Much of the S&P 500's debt is related to housing and real estate: fannie mae and freddie mac are high on the list of topheavy S&P components. Fannie is at 23 times equity, Freddie is 16. Wow. Goodyear is a proposterous 105 (I double checked this, it is real). Of course we can ask who needs Goodyear, when we can buy better tires from Asia? Goodyear is just another rust belt relic. Goodbye, blimp. All of the american auto sector is heavily indebt, for that matter. But Fannie and freddie, if they turn turtle, we are in very big trouble. Of course the government would want to bail them out. But with what money? Fannie Mae’s debt adds up to almost a trillion bucks. Can even the USA float bonds that size? America's entire national debt is 8 trillion.

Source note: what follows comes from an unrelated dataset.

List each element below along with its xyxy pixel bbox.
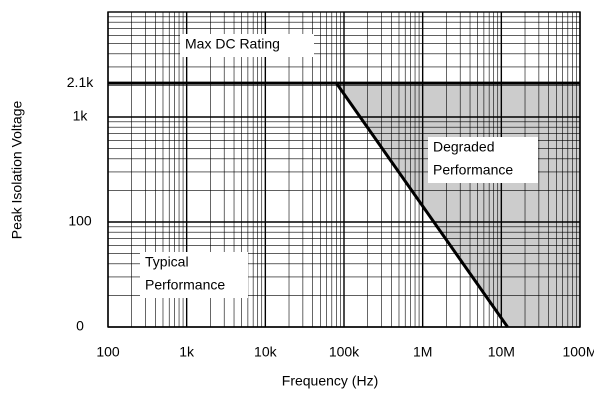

Looking up the numbers of the dow components, many of the large caps on the dow have normal to negligible debt. Disney, Home depot, Wal mart, Merck, and DuPont are all OK. Exxon, swimming in oil-revenue cash, has almost no debt at all. Others are outrageously overloaded: Citigroup is 1.9, GE, 1.89. Of course one could argue that fannie and freddie naturally have high debt, their business is to buy mortgage debt. And because homeowners are the last to default, it is relativly safe. But two things have changed:
a) people are buying homes on short-term speculation.
b) if homeowners' variable rate mortgages go up to a level that they cannot pay, and they don't have enough equity in the house to sell, then they will default.
Another problem with the banks' and mortgage companies' debt is they they have swollen to a huge proportion of the market. The manufacturing sector has practically no equity any more. There is no sector of the market that can hold up if the home-debt bubble collapses, because real estate is almost the whole market.